I turned my face and, in the darkness, saw her closed eyes, her gentle breathing.
“You’re sleeping?”
She frowned.
“No. Can’t you see me with the broom? It’s so messy in here.”
“Where are you?” I asked.
“Oh, you know…in the room…in between…”
“Between what?”
“Huh?”
“The room in between what, Autumn?”
“Pretend and reality. Help me. It’s so messy.”
“Why is it messy?” I asked, but she didn’t answer me.
I went to sleep much like I am now, on my back, staring at the quilt above us. I remember stretching my arm above my head, vaguely aware of the way she was twitching and mumbling a few inches away from me, presumably cleaning the space between this world and the next. We weren’t touching, but it felt like the atoms between us were warm with my love for her.

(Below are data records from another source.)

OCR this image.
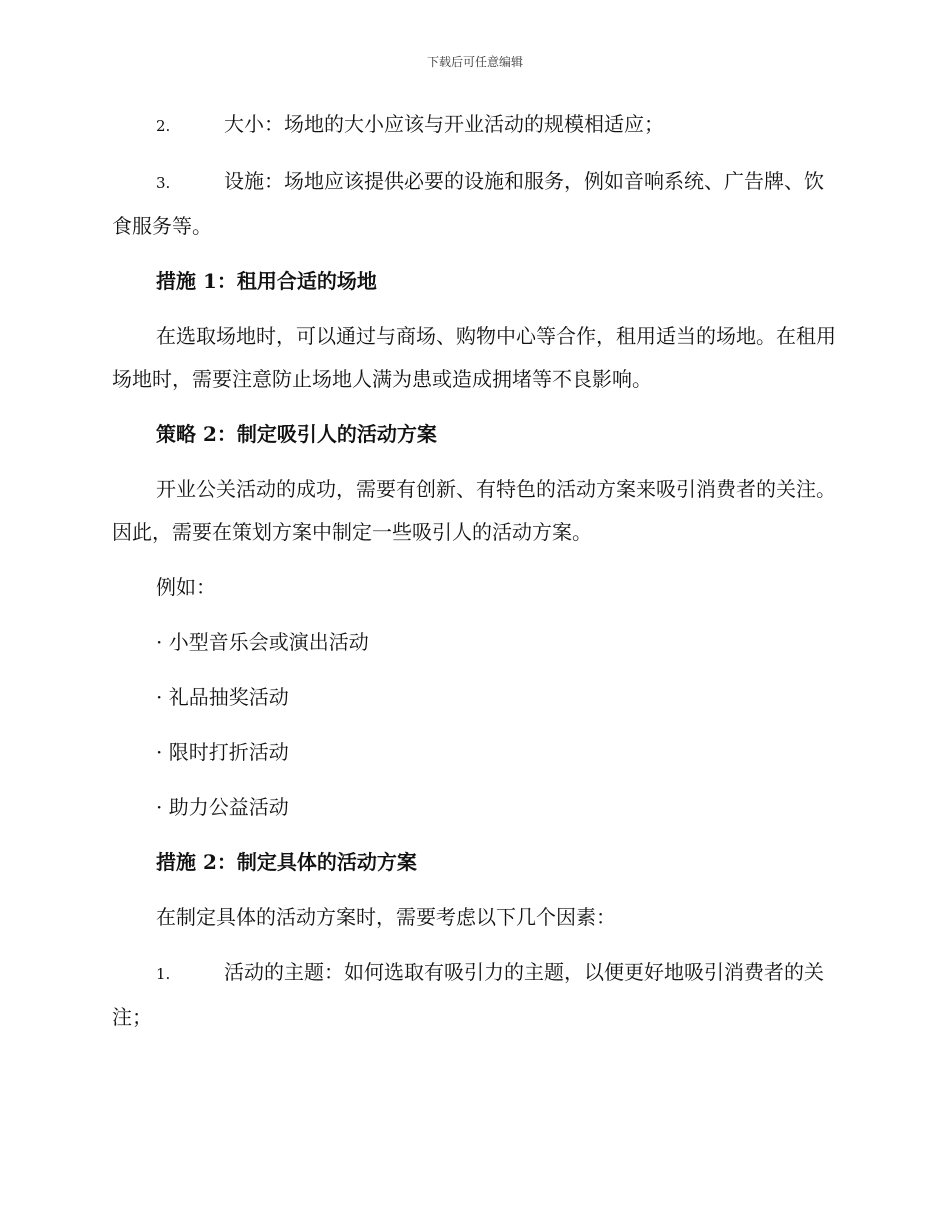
下载后可任意编辑

2.	大小：场地的大小应该与开业活动的规模相适应；

3.	设施：场地应该提供必要的设施和服务，例如音响系统、广告牌、饮食服务等。

措施 1：租用合适的场地

在选取场地时，可以通过与商场、购物中心等合作，租用适当的场地。在租用场地时，需要注意防止场地人满为患或造成拥堵等不良影响。

策略 2：制定吸引人的活动方案

开业公关活动的成功，需要有创新、有特色的活动方案来吸引消费者的关注。因此，需要在策划方案中制定一些吸引人的活动方案。

例如：

· 小型音乐会或演出活动

· 礼品抽奖活动

· 限时打折活动

· 助力公益活动

措施 2：制定具体的活动方案

在制定具体的活动方案时，需要考虑以下几个因素：

1.	活动的主题：如何选取有吸引力的主题，以便更好地吸引消费者的关注；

Later on in the night, I woke up when she smacked my face. I pushed her hand away and turned my head toward her. She was close but not touching me, the covers bunched in her other fist, the hand that clocked me resting between us. I made myself look away and close my eyes, go back to sleep.
But now…
This is heaven: her forehead pressed into me, her head under my arm, and my hand on her shoulder. We found each other by instinct. Even if I was half-asleep, I would never have done this knowingly. I wouldn’t know if she was okay with it. I don’t know it now either, but I am unable to move.
My penis, based on very minimal evidence, has decided that today is going to be the greatest day of both our lives. I understand its enthusiasm, but it’s (sadly) vastly overestimating the situation.
If I move, Autumn will wake up.
If Autumn wakes up, she’ll see my body’s assumption.
This is what I get for putting myself in this position. Again.
Not that I’ve been in this exact position with Autumn. But like I said, the tales I could tell.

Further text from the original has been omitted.